Many of you know I recently celebrated a milestone
birthday (which I’ll have to post about separately). A friend shared with me the
birthday traditions of a particular African aboriginal tribe. He explained that
they do not celebrate birthdays every year. Instead, they celebrate moments of
growth. If, for example, a person in the tribe has a ground-breaking
realization or experience, the tribe will celebrate that day and consider that
person as having grown a year. If their calendar birthday comes around but
nothing significant happens on that day then it passes, unacknowledged. Apparently,
there are people in this tribe whose calendar age is quite small but they have
celebrated decades’ worth of birthdays (and vice versa). Lucky for me, I feel
like this year’s birthday was not only a milestone celebration of age, but
also a milestone celebration of growth.
And as usual, I’m including some more photos of
Magical Mysore. Enjoy!
This is the one of many entrances to the Devaraja Market in 'downtown Mysore' (the previous photo is also of the market). It's a chaotic place with endless, winding paths covered in tarp. Vendors entice you with fresh flower garlands for your hair, pyramids of mangoes and rows of glass bangles in every colour you could possibly need. You can find an assortment of fruits and vegetables in one quadrant of the market. But there is a King of fruits among them which owns a separate 'aisle' for itself: the Mighty Dwarf-Banana. These teeny-tiny bananas must be a local favourite as you can find hundreds of them at the market. If you know me quite well then you know I don't eat 'raw' bananas but strangely I've been eating these (they are so sweet and cute I just can't help myself).
Rangoli powder comes in various colours for special occasions. I'm still working on the basic everyday white rangoli (see below).
I went for lunch with some friends at this 'traditional' South Indian restaurant called Anima where they serve lunch on banana leaves. I felt like I was back at a Trinidadian wedding! My friend Ruchi (in the photo below) told me that South Indian weddings serve lunch the same way.
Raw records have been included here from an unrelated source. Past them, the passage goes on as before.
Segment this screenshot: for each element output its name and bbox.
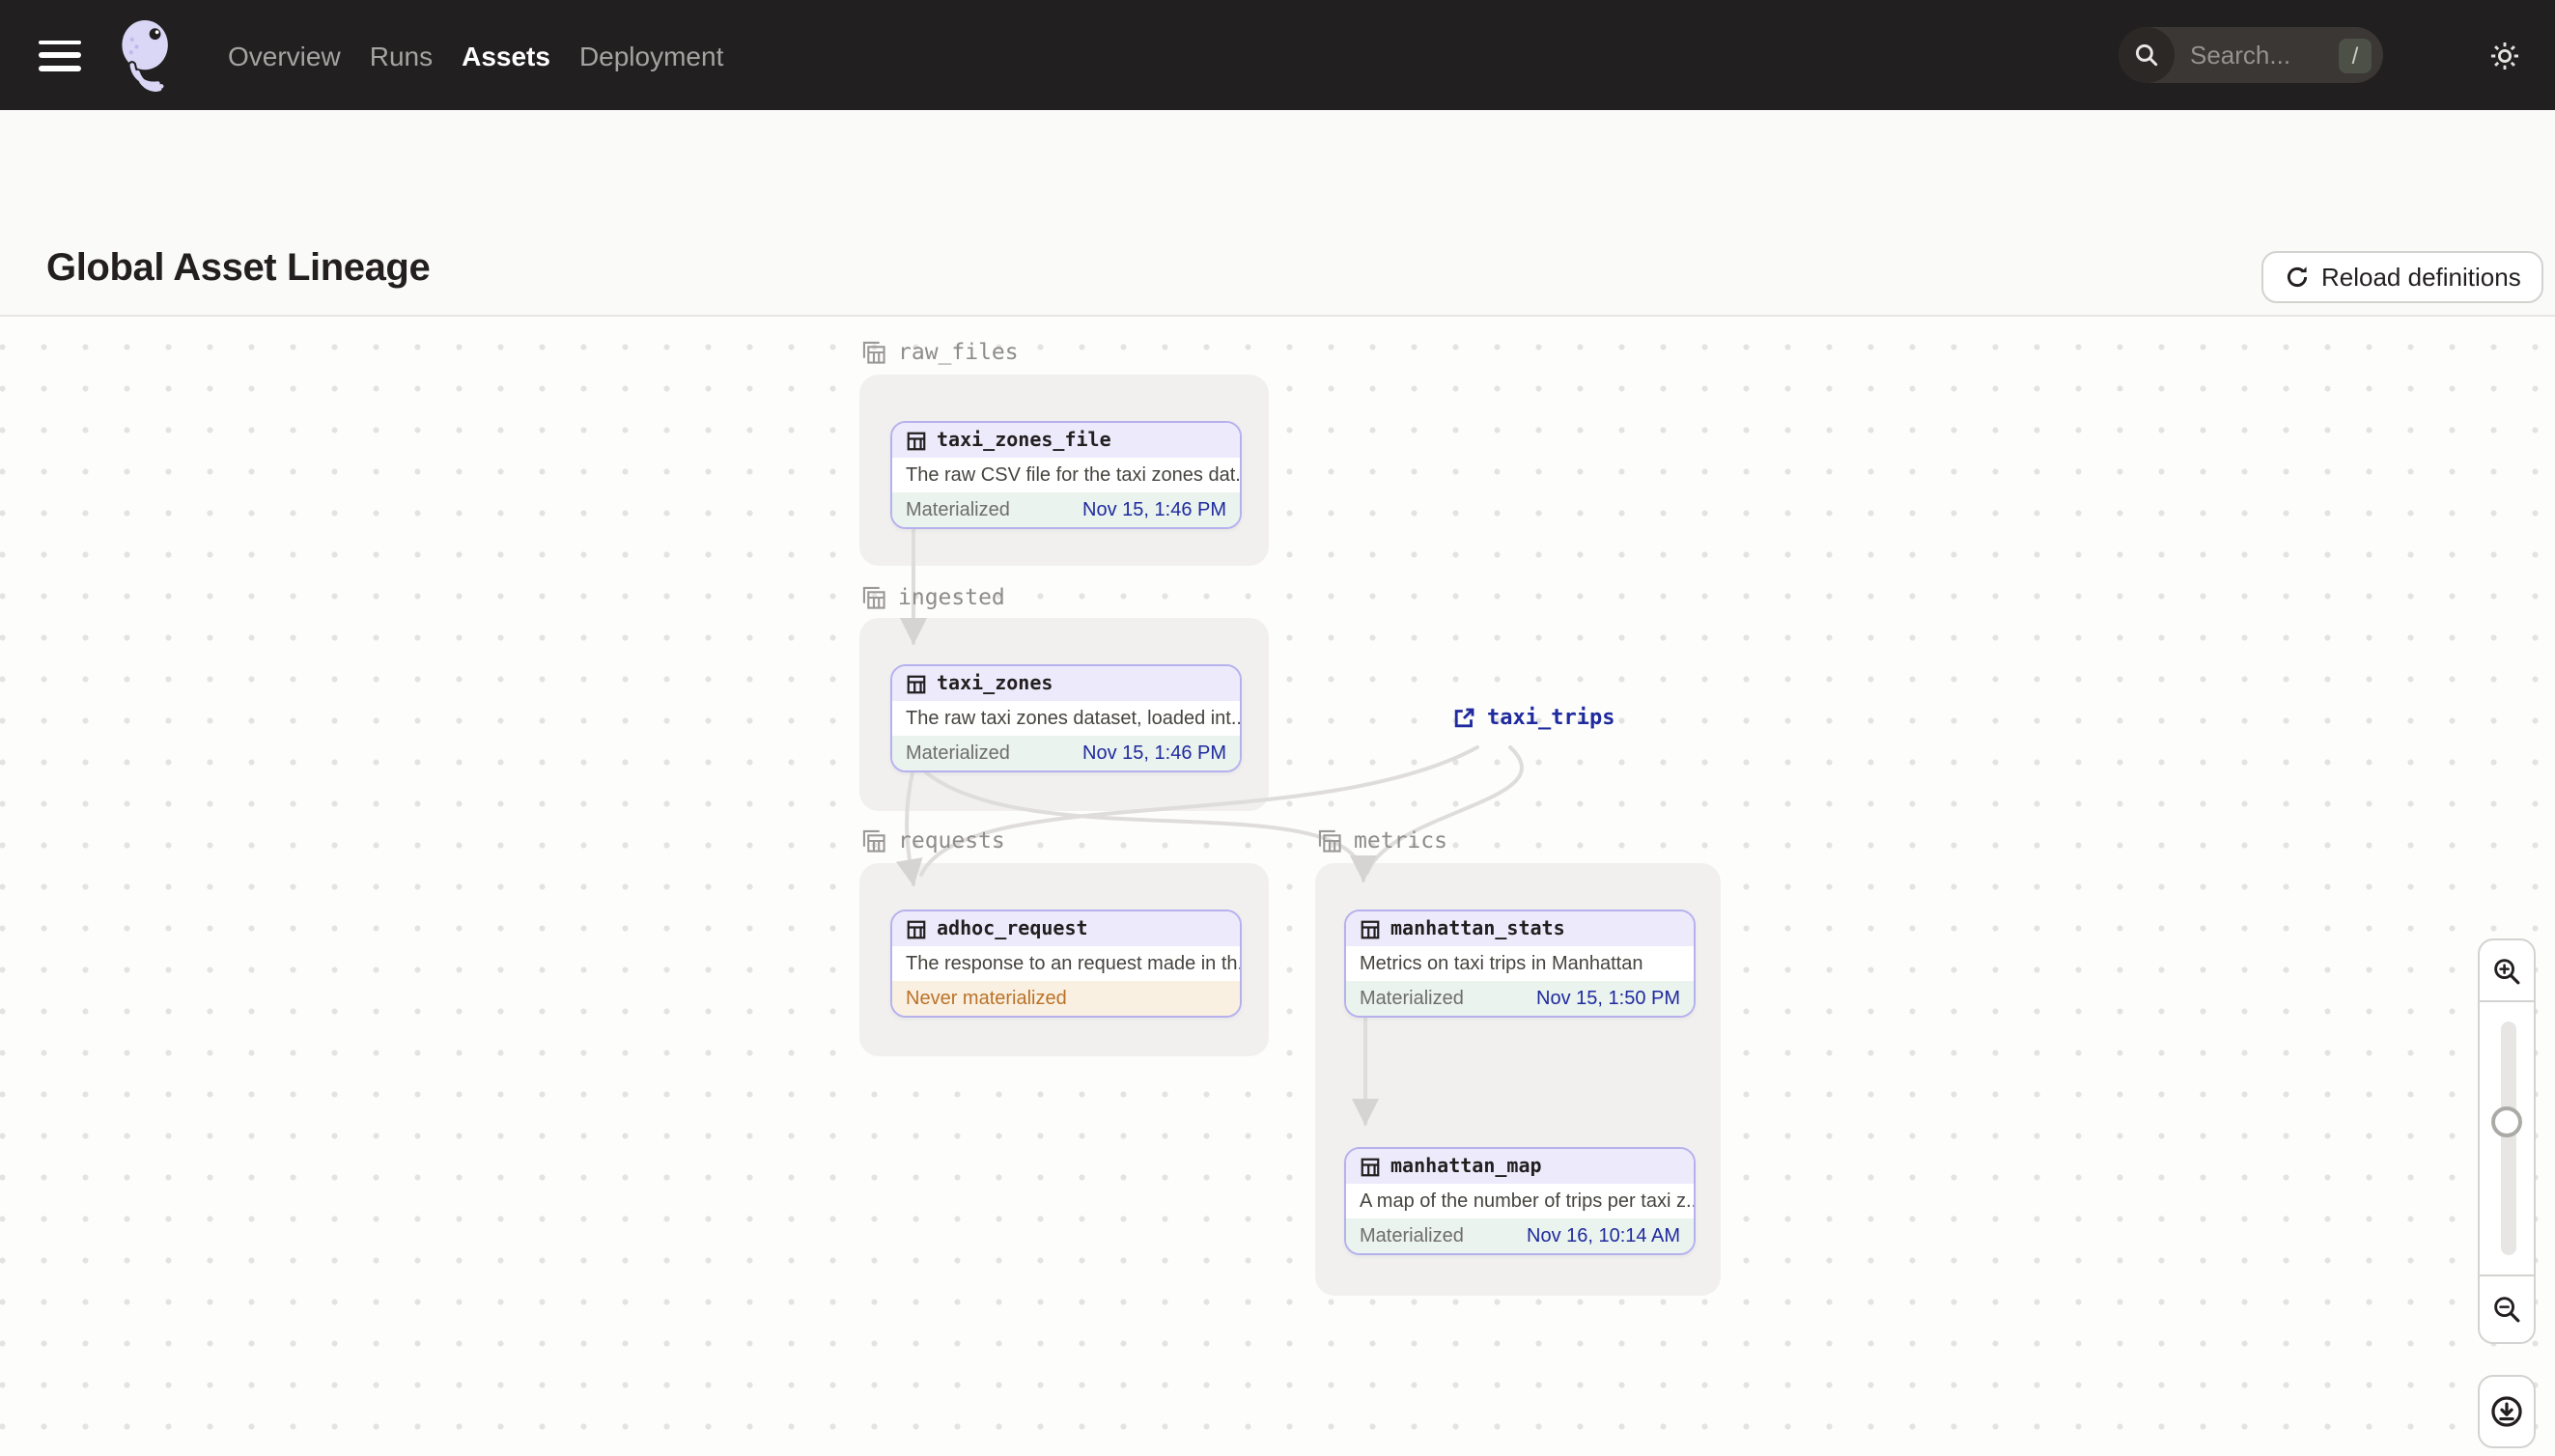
reload-definitions-button[interactable]: Reload definitions [2261, 251, 2544, 303]
asset-timestamp[interactable]: Nov 15, 1:46 PM [1082, 499, 1226, 520]
zoom-in-icon [2494, 958, 2520, 984]
reload-definitions-label: Reload definitions [2321, 263, 2521, 292]
group-name: raw_files [898, 338, 1019, 365]
asset-group-icon [1318, 828, 1341, 852]
top-nav: Overview Runs Assets Deployment Search..… [0, 0, 2555, 110]
asset-group-icon [862, 340, 885, 363]
asset-status: Materialized [1360, 1225, 1464, 1246]
asset-name: taxi_zones_file [937, 430, 1111, 451]
table-icon [1361, 1157, 1380, 1176]
group-label-requests[interactable]: requests [861, 826, 1005, 854]
external-link-icon [1454, 707, 1474, 727]
asset-description: Metrics on taxi trips in Manhattan [1346, 946, 1694, 981]
nav-item-runs[interactable]: Runs [370, 32, 433, 78]
asset-name: taxi_zones [937, 673, 1053, 694]
asset-description: The raw taxi zones dataset, loaded int..… [892, 701, 1240, 736]
group-name: requests [898, 826, 1005, 854]
group-name: metrics [1354, 826, 1447, 854]
page-title: Global Asset Lineage [46, 247, 431, 290]
table-icon [907, 919, 926, 938]
search-shortcut-badge: / [2339, 38, 2372, 72]
nav-item-deployment[interactable]: Deployment [579, 32, 723, 78]
nav-item-assets[interactable]: Assets [462, 32, 550, 78]
asset-description: A map of the number of trips per taxi z.… [1346, 1184, 1694, 1218]
page-header: Global Asset Lineage Reload definitions … [0, 110, 2555, 406]
search-icon [2119, 27, 2175, 83]
zoom-slider-track[interactable] [2491, 1022, 2522, 1255]
asset-status: Never materialized [906, 988, 1067, 1009]
group-name: ingested [898, 583, 1005, 610]
asset-node-adhoc-request[interactable]: adhoc_request The response to an request… [890, 910, 1242, 1018]
dagster-logo-icon[interactable] [110, 13, 183, 98]
asset-timestamp[interactable]: Nov 16, 10:14 AM [1527, 1225, 1680, 1246]
asset-group-icon [862, 585, 885, 608]
asset-name: manhattan_map [1390, 1156, 1542, 1177]
external-asset-name: taxi_trips [1487, 705, 1615, 730]
download-view-button[interactable] [2478, 1375, 2536, 1448]
table-icon [1361, 919, 1380, 938]
nav-links: Overview Runs Assets Deployment [228, 32, 723, 78]
asset-status: Materialized [906, 499, 1010, 520]
zoom-out-button[interactable] [2478, 1274, 2536, 1344]
external-asset-link-taxi-trips[interactable]: taxi_trips [1452, 705, 1614, 730]
search-input[interactable]: Search... / [2119, 27, 2383, 83]
menu-icon[interactable] [39, 40, 81, 70]
asset-description: The response to an request made in th... [892, 946, 1240, 981]
asset-node-manhattan-stats[interactable]: manhattan_stats Metrics on taxi trips in… [1344, 910, 1696, 1018]
search-placeholder: Search... [2190, 41, 2291, 70]
lineage-canvas[interactable]: raw_files ingested requests metrics taxi… [0, 319, 2555, 1456]
group-label-metrics[interactable]: metrics [1317, 826, 1447, 854]
dagster-app: Overview Runs Assets Deployment Search..… [0, 0, 2555, 1456]
lineage-edges [895, 523, 1524, 1126]
settings-gear-icon[interactable] [2487, 39, 2522, 73]
zoom-slider [2478, 1002, 2536, 1274]
table-icon [907, 431, 926, 450]
asset-status: Materialized [906, 742, 1010, 764]
asset-name: manhattan_stats [1390, 918, 1565, 939]
zoom-in-button[interactable] [2478, 938, 2536, 1002]
zoom-slider-handle[interactable] [2491, 1106, 2522, 1137]
group-label-ingested[interactable]: ingested [861, 583, 1005, 610]
asset-node-taxi-zones[interactable]: taxi_zones The raw taxi zones dataset, l… [890, 664, 1242, 772]
asset-node-taxi-zones-file[interactable]: taxi_zones_file The raw CSV file for the… [890, 421, 1242, 529]
asset-timestamp[interactable]: Nov 15, 1:50 PM [1536, 988, 1680, 1009]
download-icon [2491, 1396, 2522, 1427]
table-icon [907, 674, 926, 693]
asset-name: adhoc_request [937, 918, 1088, 939]
asset-group-icon [862, 828, 885, 852]
zoom-out-icon [2494, 1297, 2520, 1323]
asset-description: The raw CSV file for the taxi zones dat.… [892, 458, 1240, 492]
reload-icon [2288, 266, 2308, 288]
nav-item-overview[interactable]: Overview [228, 32, 341, 78]
zoom-controls [2478, 938, 2536, 1448]
asset-timestamp[interactable]: Nov 15, 1:46 PM [1082, 742, 1226, 764]
asset-node-manhattan-map[interactable]: manhattan_map A map of the number of tri… [1344, 1147, 1696, 1255]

I was surprised by how many Indians are practicing at the shala. Out of the 50 yogis there are about 10 Indians (I'm usually 1 of 2 at home!). It's interesting how often I 'fly under the radar' in Mysore. My Indian friends have told me that apparently I have very typical South Indian features (something about a broad forehead to accommodate the bigger brains since South Indians are the more intelligent race...um, ok sure, why not?). The locals often speak to me in Kannada or stop to ask me for directions until they realize I have no clue what they're saying! Then they assume I must be one of those North Indians who looks South Indian and I string together a few sentences in broken Hindi. My appearance here causes a great deal of confusion for everyone and, in a mischievous way, I rather enjoy it!